For 5 years, I marched on the dance line in my high school marching band, and I loved every second of it. One of the hardest things about graduating for me was leaving that behind. I knew that marching in college would be a lot more time and effort than it had been in high school, and since I knew that I would never pursue music or dancing as a career, I made the very difficult decision to end my marching career in high school.
However, that doesn't mean that I didn't love marching. That doesn't mean that I don't miss it. And that doesn't mean that a part of me won't always be a band kid. I still check to make sure I'm in step with the person walking beside me sometimes. I still catch myself tapping my foot or counting to the beat of a song I'm listening to. I still find myself rolling my feet when I'm walking to class. Fond memories come to mind when I hear my college band friends talk about auditions and exhibitions and their halftime show. And every single time I hear a song that I performed to in high school, I have to fight the urge to do start dancing right in the middle of wherever I am.
When I go home and visit my old high school, I still somehow find myself in the band room, and it still feels like home. I can look at the best in class trophy my team won my senior year, and the overwhelming happiness and excitement that filled me that night all comes rushing back. And when I went to watch my sweet band babies at competition this season and got to see them earn straight superior ratings, I couldn't help but feel a little sad that I wasn't getting to experience that euphoria with them.
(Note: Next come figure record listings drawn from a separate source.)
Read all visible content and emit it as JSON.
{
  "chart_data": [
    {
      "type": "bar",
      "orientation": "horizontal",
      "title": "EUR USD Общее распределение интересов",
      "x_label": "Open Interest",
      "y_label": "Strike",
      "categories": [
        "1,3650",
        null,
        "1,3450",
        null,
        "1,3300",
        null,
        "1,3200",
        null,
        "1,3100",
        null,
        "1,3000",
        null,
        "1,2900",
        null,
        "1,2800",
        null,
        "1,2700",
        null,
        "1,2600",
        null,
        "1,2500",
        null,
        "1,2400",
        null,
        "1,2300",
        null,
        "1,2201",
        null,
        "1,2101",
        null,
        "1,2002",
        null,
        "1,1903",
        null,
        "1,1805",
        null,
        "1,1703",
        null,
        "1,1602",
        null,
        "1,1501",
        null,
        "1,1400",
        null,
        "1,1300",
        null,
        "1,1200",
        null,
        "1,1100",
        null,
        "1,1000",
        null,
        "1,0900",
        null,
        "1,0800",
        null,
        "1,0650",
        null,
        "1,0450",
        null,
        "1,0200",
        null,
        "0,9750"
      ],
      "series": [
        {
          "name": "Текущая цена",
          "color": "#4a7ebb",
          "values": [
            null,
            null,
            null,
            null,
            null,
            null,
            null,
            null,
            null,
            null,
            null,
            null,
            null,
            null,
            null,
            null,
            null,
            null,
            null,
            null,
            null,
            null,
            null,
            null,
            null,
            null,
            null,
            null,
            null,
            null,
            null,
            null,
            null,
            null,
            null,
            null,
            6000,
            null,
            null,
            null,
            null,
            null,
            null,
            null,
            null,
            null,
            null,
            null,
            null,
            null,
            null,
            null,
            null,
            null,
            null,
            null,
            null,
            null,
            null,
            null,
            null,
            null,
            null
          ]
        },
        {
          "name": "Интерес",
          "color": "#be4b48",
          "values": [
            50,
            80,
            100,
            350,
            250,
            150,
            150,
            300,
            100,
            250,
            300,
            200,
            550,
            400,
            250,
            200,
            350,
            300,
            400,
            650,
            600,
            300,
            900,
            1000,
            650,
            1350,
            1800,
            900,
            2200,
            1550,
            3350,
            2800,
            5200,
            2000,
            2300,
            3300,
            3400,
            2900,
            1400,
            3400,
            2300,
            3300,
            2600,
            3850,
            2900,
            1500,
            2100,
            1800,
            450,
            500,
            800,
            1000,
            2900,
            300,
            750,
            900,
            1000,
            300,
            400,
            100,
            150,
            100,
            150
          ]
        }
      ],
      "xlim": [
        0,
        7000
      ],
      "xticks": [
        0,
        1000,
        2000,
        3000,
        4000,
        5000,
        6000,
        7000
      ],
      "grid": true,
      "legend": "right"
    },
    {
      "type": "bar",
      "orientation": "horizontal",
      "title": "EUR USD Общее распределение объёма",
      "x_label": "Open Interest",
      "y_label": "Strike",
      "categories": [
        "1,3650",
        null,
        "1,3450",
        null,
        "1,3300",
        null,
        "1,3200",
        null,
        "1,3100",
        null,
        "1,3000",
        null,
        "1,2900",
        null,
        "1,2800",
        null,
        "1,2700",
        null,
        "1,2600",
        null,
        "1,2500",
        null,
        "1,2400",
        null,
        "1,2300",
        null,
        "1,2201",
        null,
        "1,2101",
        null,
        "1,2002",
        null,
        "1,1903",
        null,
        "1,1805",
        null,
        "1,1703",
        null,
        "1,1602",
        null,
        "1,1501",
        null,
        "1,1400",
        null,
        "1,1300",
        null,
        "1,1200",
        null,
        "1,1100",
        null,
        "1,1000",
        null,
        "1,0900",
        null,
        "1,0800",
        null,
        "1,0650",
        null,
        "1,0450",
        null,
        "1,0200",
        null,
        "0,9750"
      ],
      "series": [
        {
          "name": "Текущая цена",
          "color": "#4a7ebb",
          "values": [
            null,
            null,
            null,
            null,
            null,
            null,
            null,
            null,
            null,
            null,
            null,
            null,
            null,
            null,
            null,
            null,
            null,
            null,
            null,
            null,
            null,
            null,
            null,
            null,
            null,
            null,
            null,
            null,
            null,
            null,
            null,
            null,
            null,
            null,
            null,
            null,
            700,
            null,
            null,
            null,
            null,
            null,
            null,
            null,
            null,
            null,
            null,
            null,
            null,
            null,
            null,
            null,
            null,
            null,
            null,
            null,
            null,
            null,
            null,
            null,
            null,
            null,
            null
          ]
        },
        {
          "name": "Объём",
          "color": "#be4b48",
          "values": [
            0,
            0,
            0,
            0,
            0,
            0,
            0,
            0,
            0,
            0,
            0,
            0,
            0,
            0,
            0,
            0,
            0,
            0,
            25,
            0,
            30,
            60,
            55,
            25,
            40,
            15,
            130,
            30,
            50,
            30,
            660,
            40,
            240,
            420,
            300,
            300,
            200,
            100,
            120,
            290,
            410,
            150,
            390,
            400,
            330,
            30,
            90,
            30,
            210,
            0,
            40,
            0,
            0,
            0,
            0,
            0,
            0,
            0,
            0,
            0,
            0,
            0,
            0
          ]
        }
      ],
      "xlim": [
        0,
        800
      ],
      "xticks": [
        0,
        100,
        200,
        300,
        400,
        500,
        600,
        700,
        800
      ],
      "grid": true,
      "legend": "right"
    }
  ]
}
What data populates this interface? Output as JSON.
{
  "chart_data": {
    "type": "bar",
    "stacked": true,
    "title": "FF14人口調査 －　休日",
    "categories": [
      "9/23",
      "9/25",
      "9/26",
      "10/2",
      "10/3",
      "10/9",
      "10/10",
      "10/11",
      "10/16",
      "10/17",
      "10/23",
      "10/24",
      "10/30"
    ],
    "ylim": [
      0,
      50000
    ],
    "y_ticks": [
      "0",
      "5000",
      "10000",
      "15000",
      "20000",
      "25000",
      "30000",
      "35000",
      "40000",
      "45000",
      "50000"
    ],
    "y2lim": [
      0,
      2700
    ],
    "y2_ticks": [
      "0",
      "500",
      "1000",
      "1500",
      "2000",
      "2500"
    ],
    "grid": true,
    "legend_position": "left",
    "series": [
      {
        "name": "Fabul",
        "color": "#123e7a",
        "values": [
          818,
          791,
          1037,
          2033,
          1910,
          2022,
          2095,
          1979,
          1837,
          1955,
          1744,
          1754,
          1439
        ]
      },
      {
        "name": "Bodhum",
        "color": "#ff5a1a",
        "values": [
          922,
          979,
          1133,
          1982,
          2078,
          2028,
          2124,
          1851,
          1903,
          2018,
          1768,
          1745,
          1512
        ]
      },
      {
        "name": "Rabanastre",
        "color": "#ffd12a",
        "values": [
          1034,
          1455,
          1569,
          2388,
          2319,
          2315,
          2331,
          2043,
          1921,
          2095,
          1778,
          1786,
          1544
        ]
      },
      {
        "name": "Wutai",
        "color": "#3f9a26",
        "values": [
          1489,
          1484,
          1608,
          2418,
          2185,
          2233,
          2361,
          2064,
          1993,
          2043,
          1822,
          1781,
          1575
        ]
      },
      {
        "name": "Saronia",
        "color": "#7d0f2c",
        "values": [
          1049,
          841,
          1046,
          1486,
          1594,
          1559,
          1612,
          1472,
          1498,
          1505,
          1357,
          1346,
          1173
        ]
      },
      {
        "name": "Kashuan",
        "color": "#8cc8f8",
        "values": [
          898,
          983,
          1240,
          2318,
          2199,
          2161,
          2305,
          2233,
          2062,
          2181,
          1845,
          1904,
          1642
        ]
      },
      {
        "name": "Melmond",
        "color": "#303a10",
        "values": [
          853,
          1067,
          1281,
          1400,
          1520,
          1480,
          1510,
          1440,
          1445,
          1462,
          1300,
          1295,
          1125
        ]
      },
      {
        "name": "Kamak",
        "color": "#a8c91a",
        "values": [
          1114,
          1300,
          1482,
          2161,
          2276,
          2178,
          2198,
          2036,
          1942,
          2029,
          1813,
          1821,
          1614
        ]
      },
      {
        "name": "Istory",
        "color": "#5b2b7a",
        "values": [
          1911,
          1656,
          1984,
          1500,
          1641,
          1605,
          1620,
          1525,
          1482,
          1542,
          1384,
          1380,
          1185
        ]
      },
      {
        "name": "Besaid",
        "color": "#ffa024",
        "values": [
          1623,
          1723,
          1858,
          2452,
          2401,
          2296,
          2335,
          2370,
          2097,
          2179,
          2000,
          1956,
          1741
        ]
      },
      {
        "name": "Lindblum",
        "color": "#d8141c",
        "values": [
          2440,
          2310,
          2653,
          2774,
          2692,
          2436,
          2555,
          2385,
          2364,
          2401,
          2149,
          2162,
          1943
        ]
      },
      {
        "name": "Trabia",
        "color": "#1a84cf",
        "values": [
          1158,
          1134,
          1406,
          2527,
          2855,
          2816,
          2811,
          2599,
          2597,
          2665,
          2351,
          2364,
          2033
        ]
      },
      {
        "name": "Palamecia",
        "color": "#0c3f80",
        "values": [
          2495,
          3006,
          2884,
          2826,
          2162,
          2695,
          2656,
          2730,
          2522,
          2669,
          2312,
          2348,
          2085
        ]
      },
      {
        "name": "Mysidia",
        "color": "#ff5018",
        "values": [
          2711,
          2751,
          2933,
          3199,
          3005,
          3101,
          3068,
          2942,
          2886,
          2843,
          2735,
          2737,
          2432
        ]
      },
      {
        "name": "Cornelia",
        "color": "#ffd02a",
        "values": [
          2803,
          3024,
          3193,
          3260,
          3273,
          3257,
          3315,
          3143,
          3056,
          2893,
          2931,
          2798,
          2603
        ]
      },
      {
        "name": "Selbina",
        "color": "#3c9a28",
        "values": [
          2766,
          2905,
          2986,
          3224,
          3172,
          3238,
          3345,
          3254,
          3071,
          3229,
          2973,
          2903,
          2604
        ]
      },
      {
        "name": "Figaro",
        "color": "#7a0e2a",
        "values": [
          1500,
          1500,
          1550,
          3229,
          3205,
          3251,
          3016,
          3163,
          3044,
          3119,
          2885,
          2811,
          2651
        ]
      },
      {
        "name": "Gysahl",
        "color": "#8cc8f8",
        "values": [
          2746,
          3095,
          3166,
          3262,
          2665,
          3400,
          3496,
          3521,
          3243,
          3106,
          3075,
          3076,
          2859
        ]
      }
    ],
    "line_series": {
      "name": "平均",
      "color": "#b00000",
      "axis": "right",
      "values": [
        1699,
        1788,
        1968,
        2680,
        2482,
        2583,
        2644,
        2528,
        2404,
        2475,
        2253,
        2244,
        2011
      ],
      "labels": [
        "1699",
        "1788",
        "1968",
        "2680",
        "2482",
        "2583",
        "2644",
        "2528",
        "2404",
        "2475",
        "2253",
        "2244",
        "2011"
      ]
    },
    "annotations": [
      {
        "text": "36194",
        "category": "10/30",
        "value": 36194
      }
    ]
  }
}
I will always love band, and it will always be a part of me. It gave my friendships where there otherwise might not have been. It gave me creative outlet that I otherwise would not have had. It taught me about punctuality and teamwork and that life is a constant period of adjustment. It showed me the value of hard work. It made me the person I am today.
Band gave me a second family that was there for me just as readily when times were bad as they were when times were good. They saw me at my best, and at my worst, and they loved me just the same. I may not march anymore, but a little piece of my heart will always live in my high school band room. It's walls have seen more sides of me than most people probably have. I walked into the band room for the first time in sixth grade as an awkward, immature 12 year old with very few real friends. I walked out for the last time as a student a smart, confident, albeit still somewhat awkward young woman with a second family that I can still count on to this day, and for that I will forever be thankful.